Nel contesto del destino di Christian, tutto ciò evidenzia un tragico contrasto – perché mentre suonava nella notte da Minton, era malato. Come scrisse Larkin:
La promozione alla grande e 150 dollari a settimana portò con sé ragazze, alcol, droga e il risveglio della tubercolosi. La maggior parte del tempo stava seduto a suonare gli accordi con la band, poi si precipitava giù da Minton’s per suonare con i giovani boppers. Alla fine del 1941 era in ospedale. Nel marzo 1942 morì.
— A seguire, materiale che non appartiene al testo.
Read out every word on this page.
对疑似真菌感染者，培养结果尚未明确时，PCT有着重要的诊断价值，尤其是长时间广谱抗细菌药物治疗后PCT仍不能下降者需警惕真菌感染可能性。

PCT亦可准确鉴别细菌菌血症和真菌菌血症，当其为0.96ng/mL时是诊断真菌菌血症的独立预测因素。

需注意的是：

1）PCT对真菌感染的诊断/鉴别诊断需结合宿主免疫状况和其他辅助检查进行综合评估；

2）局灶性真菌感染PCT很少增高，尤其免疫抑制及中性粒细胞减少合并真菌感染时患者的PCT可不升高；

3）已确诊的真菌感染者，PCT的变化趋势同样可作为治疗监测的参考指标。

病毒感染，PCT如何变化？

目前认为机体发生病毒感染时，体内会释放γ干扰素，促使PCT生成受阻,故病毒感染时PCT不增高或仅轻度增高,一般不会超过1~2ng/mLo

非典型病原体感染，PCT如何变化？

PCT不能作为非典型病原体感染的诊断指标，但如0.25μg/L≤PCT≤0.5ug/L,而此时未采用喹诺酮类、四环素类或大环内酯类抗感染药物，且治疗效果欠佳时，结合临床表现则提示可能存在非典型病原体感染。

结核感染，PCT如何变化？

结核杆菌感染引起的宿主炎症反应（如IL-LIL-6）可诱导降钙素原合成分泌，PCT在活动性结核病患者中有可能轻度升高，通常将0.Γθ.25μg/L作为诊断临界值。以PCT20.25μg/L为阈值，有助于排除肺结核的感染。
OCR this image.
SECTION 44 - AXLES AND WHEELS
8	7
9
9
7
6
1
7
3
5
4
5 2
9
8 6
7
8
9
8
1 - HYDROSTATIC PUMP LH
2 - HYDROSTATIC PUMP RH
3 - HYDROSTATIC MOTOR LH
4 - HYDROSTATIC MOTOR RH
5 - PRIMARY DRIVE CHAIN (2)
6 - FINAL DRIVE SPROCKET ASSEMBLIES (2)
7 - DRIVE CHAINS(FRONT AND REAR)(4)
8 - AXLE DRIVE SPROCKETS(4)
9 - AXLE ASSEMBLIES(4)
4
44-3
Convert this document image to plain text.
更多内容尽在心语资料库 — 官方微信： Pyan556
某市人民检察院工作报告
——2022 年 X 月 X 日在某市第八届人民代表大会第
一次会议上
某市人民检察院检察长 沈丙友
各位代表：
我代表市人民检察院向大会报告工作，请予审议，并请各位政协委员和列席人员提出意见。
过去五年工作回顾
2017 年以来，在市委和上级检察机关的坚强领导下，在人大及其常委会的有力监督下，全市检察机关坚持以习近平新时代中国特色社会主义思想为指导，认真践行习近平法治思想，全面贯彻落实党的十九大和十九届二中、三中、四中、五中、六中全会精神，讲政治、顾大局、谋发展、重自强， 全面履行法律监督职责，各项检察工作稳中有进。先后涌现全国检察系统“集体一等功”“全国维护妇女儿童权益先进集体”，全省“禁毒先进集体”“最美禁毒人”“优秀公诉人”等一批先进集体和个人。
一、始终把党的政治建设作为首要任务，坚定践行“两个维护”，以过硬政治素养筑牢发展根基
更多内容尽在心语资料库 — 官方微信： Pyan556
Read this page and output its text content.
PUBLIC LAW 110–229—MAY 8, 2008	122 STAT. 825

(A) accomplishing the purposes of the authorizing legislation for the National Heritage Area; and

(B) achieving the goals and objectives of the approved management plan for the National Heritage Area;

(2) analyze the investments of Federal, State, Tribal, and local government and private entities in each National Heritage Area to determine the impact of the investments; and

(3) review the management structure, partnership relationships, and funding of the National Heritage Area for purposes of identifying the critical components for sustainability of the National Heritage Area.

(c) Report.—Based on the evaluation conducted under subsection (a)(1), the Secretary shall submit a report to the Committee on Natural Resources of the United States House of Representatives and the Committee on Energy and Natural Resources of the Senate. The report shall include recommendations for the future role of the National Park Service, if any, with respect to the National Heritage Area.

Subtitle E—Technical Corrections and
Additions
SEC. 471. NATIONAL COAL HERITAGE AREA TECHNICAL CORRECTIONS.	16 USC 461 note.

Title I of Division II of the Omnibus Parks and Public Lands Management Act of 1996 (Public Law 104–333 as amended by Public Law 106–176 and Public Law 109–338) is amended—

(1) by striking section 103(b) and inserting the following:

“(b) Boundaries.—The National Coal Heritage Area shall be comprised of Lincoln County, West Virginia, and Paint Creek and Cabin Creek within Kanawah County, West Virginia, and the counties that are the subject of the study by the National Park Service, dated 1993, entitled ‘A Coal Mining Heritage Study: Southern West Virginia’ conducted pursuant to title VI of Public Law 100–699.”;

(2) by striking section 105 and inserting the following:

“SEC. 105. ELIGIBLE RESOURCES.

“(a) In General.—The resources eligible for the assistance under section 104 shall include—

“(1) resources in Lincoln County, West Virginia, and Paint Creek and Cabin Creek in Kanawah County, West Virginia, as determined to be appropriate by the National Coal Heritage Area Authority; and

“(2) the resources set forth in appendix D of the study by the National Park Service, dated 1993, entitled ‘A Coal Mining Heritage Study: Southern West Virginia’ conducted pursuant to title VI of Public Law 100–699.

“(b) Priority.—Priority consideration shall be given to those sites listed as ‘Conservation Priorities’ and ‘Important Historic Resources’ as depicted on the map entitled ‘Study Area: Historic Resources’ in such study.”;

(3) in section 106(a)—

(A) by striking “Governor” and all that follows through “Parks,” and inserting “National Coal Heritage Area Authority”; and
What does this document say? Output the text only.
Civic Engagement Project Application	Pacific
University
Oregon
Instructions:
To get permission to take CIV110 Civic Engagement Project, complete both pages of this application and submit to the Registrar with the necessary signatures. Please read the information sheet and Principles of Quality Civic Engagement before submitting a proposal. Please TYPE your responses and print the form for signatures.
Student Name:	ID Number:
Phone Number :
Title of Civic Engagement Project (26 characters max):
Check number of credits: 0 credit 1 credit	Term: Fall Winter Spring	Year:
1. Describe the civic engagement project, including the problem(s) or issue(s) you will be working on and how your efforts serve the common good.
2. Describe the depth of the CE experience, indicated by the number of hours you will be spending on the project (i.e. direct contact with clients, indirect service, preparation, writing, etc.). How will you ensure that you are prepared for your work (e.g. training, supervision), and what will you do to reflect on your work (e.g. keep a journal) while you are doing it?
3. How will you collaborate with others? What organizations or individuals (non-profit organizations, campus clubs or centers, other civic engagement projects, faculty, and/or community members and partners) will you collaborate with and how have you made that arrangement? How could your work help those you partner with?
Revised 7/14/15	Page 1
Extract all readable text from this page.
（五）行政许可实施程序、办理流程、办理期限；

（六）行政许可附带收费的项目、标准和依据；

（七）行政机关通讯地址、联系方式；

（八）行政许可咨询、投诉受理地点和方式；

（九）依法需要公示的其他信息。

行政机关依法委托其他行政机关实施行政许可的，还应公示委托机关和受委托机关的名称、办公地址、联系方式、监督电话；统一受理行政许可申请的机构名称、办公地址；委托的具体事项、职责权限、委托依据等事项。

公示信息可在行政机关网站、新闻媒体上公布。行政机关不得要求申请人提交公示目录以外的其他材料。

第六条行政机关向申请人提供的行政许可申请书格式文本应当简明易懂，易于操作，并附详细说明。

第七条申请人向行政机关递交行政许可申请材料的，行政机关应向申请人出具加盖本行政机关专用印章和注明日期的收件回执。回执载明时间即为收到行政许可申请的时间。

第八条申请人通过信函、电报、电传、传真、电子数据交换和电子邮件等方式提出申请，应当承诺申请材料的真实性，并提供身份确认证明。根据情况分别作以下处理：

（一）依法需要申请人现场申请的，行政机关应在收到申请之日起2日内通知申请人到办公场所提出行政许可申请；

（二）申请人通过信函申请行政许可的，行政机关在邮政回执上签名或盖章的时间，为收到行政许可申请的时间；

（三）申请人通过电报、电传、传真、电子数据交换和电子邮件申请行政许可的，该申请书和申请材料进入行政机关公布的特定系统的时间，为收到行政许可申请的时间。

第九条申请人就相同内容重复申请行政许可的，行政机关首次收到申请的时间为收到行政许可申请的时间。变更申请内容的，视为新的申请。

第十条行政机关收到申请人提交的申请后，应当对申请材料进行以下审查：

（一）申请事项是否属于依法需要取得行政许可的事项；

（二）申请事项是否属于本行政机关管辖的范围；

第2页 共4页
Nel 1966, la rivista americana DownBeat inserì tardivamente Charlie Christian nella sua Hall Of Fame. Nel 1990, in riconoscimento della pista che aveva tracciato per la chitarra elettrica, la Rock’n’Roll Hall of Fame seguì l’esempio. Nel 1994, una lapide – con l’iscrizione “la tua musica non sarà mai dimenticata” – e una targa sono state poste sul luogo presunto della sua tomba in Texas. C’è anche un Charlie Christian Avenue a Oklahoma City: una striscia fuori città dall’aspetto trasandato la cui caratteristica più notevole è un enorme negozio di sapone, anche se probabilmente è il pensiero che conta.
Comunque, è giusto che sia ricordato, ma è triste che non sia ancora celebrato quanto merita. Così poco tempo, così tanto fatto, e un’eredità ravvivata ogni volta che qualcuno prende in mano e si collega: più della maggior parte dei musicisti jazz, i risultati di Charlie Christian hanno bisogno di essere gridati ancora e ancora.